Putting the salary cap on the bargaining table would ensure that the 2012-13 NHL season doesn't happen, so it's important that the players don't fight this battle again because they will lose for a second straight time.
Former NHLPA leader Bob Goodenow was adamant early in the previous lockout that he wouldn't accept a salary cap, but in the end, his players had no choice but to accept it. A similar outcome is guaranteed to happen if this battle went another round.
Not only are owners of rich, large-market teams in favor of the cap, it's hard to imagine any owner of a small-market team accepting a new CBA that includes the removal of the cap system.
Another battle over the salary cap would never end well for the players because removing the current system would ultimately destroy the small-market teams.
The absence of a salary cap could easily result in some teams needing to be contracted, unless the revenue-sharing system is completely overhauled to help the teams that cannot spend as much as the large-market clubs. Contraction means less teams, which would result in the loss of jobs for many players.
Since the 2005-06 season, the cap has impacted the league and the players in several positive ways.
From a team standpoint, the cap helped increase the amount of parity in the NHL. Following the 2005 lockout, 29 out of the league's 30 teams have made a playoff appearance. Only the Leafs have failed to make the playoffs since the lockout.
Despite their strong effort to prevent the cap from being implemented, the players ended up being one of the biggest winners of the cap system.
As the league's revenues soared to unforeseen heights under the previous CBA, player salaries also climbed to a new level because the players' share of hockey-related revenues was at 57 percent.
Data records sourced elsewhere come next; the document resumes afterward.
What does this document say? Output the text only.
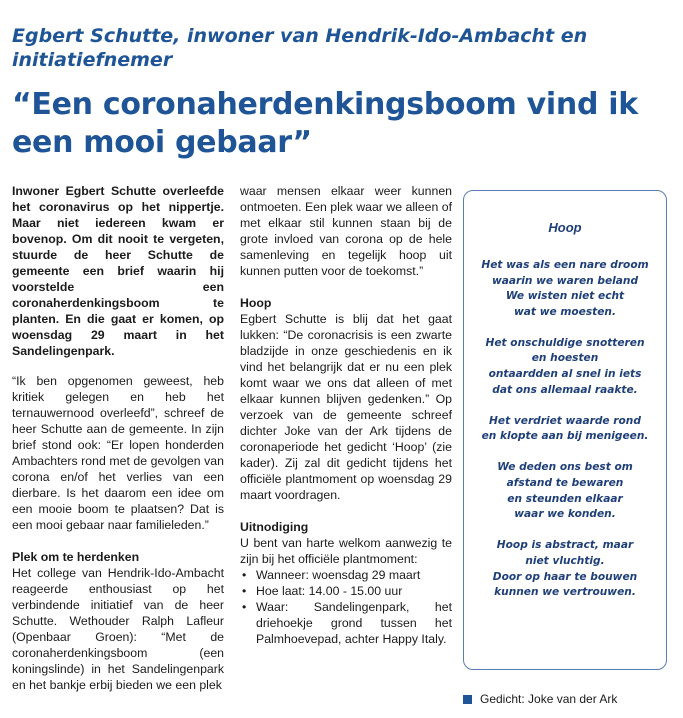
Egbert Schutte, inwoner van Hendrik-Ido-Ambacht en initiatiefnemer
“Een coronaherdenkingsboom vind ik een mooi gebaar”

Inwoner Egbert Schutte overleefde het coronavirus op het nippertje. Maar niet iedereen kwam er bovenop. Om dit nooit te vergeten, stuurde de heer Schutte de gemeente een brief waarin hij voorstelde een coronaherdenkingsboom te planten. En die gaat er komen, op woensdag 29 maart in het Sandelingenpark.

“Ik ben opgenomen geweest, heb kritiek gelegen en heb het ternauwernood overleefd”, schreef de heer Schutte aan de gemeente. In zijn brief stond ook: “Er lopen honderden Ambachters rond met de gevolgen van corona en/of het verlies van een dierbare. Is het daarom een idee om een mooie boom te plaatsen? Dat is een mooi gebaar naar familieleden.”

Plek om te herdenken

Het college van Hendrik-Ido-Ambacht reageerde enthousiast op het verbindende initiatief van de heer Schutte. Wethouder Ralph Lafleur (Openbaar Groen): “Met de coronaherdenkingsboom (een koningslinde) in het Sandelingenpark en het bankje erbij bieden we een plek

waar mensen elkaar weer kunnen ontmoeten. Een plek waar we alleen of met elkaar stil kunnen staan bij de grote invloed van corona op de hele samenleving en tegelijk hoop uit kunnen putten voor de toekomst.”

Hoop

Egbert Schutte is blij dat het gaat lukken: “De coronacrisis is een zwarte bladzijde in onze geschiedenis en ik vind het belangrijk dat er nu een plek komt waar we ons dat alleen of met elkaar kunnen blijven gedenken.” Op verzoek van de gemeente schreef dichter Joke van der Ark tijdens de coronaperiode het gedicht ‘Hoop’ (zie kader). Zij zal dit gedicht tijdens het officiële plantmoment op woensdag 29 maart voordragen.

Uitnodiging

U bent van harte welkom aanwezig te zijn bij het officiële plantmoment:

• Wanneer: woensdag 29 maart
• Hoe laat: 14.00 - 15.00 uur
• Waar: Sandelingenpark, het driehoekje grond tussen het Palmhoevepad, achter Happy Italy.
Hoop
Het was als een nare droom
waarin we waren beland
We wisten niet echt
wat we moesten.
Het onschuldige snotteren
en hoesten
ontaardden al snel in iets
dat ons allemaal raakte.
Het verdriet waarde rond
en klopte aan bij menigeen.
We deden ons best om
afstand te bewaren
en steunden elkaar
waar we konden.
Hoop is abstract, maar
niet vluchtig.
Door op haar te bouwen
kunnen we vertrouwen.
Gedicht: Joke van der Ark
As I've explained numerous times in recent weeks, the owners want the players to have a much lower percentage of HRR in the next agreement, which would bring the cap down (via TSN's Darren Dreger) and result in player salaries decreasing.
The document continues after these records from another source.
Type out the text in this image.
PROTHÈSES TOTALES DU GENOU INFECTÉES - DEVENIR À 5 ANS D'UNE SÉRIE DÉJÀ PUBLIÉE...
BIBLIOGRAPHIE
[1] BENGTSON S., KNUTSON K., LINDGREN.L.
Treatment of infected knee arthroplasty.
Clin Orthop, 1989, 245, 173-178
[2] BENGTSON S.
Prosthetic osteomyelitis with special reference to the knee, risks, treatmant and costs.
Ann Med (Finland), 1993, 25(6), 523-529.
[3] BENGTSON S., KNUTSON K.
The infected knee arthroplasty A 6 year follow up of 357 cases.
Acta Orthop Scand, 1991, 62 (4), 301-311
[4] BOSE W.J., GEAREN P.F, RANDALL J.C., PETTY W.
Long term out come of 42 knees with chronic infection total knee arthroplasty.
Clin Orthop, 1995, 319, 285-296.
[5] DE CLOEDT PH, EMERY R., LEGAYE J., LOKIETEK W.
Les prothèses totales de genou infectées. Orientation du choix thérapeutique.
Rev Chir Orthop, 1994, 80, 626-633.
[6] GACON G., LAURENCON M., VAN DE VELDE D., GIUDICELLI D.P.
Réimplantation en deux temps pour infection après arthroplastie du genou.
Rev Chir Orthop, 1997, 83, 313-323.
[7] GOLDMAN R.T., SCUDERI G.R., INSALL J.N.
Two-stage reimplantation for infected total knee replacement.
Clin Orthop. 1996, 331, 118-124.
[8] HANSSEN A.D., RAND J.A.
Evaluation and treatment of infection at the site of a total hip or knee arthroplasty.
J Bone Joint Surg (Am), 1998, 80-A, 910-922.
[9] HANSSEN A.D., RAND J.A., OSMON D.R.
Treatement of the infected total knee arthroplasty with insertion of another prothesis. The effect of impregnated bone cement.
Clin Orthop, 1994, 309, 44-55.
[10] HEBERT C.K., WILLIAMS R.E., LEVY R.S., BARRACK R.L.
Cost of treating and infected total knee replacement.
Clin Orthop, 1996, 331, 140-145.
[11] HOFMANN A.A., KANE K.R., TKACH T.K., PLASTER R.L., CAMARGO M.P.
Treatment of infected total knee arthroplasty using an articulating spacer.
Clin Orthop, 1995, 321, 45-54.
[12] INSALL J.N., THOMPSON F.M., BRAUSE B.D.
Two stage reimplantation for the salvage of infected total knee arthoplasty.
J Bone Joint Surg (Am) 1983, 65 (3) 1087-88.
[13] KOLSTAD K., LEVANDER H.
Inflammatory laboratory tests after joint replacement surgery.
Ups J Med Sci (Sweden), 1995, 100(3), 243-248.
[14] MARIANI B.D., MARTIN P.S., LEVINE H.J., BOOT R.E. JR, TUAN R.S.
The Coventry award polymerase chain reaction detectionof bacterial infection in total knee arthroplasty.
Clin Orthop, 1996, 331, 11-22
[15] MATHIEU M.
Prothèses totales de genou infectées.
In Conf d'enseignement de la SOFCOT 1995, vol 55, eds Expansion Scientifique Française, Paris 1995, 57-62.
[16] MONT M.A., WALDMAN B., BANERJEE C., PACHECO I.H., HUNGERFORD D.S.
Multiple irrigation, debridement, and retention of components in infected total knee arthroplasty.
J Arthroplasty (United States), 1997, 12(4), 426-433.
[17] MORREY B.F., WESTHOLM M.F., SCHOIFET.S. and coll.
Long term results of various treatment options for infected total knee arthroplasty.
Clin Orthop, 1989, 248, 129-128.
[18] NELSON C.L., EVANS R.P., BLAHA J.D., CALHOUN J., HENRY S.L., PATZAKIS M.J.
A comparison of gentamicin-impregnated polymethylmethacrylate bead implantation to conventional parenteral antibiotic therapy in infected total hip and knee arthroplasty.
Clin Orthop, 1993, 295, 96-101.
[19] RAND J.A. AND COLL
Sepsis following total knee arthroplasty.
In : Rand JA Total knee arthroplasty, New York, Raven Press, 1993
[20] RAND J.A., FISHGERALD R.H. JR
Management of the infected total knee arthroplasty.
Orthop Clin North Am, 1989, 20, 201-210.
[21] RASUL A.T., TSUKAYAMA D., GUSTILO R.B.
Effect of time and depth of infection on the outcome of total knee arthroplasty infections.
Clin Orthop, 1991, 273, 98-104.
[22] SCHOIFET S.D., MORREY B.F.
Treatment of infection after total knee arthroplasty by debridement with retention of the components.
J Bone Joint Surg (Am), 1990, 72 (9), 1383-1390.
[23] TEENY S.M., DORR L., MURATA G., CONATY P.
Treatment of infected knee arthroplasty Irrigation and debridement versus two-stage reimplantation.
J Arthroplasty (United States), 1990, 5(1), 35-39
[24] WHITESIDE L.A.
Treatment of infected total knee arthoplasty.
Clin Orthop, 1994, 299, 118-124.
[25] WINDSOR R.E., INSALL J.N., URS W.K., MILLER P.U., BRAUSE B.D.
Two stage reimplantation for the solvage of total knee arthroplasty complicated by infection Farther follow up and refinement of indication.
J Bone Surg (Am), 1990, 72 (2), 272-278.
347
Proposed Salary Caps: all projected and fixed: 2012/13 - $58M 2013/14 -$60M. 2014/15-$62M. 2015/16-$64.2M. 2016/17 - $67.6M 2017/18 - $71.1M— Darren Dreger (@DarrenDreger) August 29, 2012
The battle involving the salary cap in the current labor dispute shouldn't be over the system's existence, it needs to be about how much the cap ceiling will go up or down.
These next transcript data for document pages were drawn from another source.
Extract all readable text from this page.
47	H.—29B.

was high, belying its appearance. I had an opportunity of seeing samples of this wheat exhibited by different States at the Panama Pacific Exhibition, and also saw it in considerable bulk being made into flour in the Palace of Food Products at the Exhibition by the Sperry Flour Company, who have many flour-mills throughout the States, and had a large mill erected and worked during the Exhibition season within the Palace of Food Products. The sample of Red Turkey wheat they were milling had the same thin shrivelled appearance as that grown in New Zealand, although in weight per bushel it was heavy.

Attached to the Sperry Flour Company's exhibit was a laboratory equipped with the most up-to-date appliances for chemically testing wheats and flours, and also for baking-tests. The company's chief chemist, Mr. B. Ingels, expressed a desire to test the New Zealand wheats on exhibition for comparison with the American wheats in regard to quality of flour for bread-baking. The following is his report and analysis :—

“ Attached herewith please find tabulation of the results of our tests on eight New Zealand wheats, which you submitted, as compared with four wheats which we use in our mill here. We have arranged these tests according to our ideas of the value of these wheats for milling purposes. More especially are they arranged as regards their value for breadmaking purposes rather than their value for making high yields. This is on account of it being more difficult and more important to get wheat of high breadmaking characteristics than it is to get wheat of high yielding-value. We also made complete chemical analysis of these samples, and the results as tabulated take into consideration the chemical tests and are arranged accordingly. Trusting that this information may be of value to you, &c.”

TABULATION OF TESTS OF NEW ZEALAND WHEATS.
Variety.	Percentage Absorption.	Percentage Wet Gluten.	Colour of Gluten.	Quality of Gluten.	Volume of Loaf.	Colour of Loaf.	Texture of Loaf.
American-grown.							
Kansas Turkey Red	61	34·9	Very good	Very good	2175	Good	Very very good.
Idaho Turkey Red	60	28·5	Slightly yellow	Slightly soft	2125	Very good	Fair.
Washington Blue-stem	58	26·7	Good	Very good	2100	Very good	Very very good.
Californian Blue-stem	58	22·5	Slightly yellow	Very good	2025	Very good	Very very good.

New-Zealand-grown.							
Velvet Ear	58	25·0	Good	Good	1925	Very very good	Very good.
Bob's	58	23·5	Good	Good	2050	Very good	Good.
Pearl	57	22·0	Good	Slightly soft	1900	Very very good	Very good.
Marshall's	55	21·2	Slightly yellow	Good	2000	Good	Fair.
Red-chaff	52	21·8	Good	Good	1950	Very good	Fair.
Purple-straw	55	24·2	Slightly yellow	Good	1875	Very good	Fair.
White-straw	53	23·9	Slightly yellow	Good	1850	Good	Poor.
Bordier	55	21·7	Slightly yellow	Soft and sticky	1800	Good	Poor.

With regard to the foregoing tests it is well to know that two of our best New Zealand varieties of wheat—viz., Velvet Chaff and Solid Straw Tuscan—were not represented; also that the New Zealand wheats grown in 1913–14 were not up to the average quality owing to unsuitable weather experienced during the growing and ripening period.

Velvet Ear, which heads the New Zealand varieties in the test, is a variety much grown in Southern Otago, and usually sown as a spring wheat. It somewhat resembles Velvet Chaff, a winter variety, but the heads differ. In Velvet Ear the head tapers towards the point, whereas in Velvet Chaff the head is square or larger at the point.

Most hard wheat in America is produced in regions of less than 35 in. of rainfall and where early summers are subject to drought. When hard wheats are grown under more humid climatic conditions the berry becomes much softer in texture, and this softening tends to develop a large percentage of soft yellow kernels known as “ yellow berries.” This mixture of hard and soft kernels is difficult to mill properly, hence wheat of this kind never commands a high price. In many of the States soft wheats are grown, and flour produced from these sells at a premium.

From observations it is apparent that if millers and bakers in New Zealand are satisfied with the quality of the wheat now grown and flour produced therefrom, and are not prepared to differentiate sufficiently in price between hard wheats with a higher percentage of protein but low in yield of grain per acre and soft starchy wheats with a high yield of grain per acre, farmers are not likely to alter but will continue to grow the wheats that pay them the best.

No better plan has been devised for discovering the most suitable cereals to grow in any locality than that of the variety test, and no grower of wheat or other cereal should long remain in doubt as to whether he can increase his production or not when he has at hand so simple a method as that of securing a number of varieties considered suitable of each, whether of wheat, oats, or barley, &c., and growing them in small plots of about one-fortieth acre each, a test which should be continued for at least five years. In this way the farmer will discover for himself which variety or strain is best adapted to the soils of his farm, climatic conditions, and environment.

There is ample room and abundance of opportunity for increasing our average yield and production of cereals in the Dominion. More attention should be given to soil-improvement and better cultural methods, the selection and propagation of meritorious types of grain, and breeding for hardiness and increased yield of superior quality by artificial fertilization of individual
There's no question that the NHL players are being led by a man in Donald Fehr, who has great experience in dealing with labor negotiations involving salary cap issues.
However, the players know they can't go after the salary cap, even if the negotiations reach the point of frustration. The players may want to fight the cap system, but they are too smart to go through that process again.
Should the players put the salary cap back on the table?
Another prolonged fight over the salary cap won't scare the owners, and would only make the labor negotiations far worse because the owners will never get rid of the cap.
The players have the option of putting the salary cap back on the bargaining table, and the possibility of opposing it could be discussed at some point in union meetings. But actually going through with the plan and losing one or two seasons because of a labor dispute just isn't worth it the time and frustration.
The players aren't foolish enough to put it back on the bargaining table and risk that the current lockout lasts much longer than it needs to.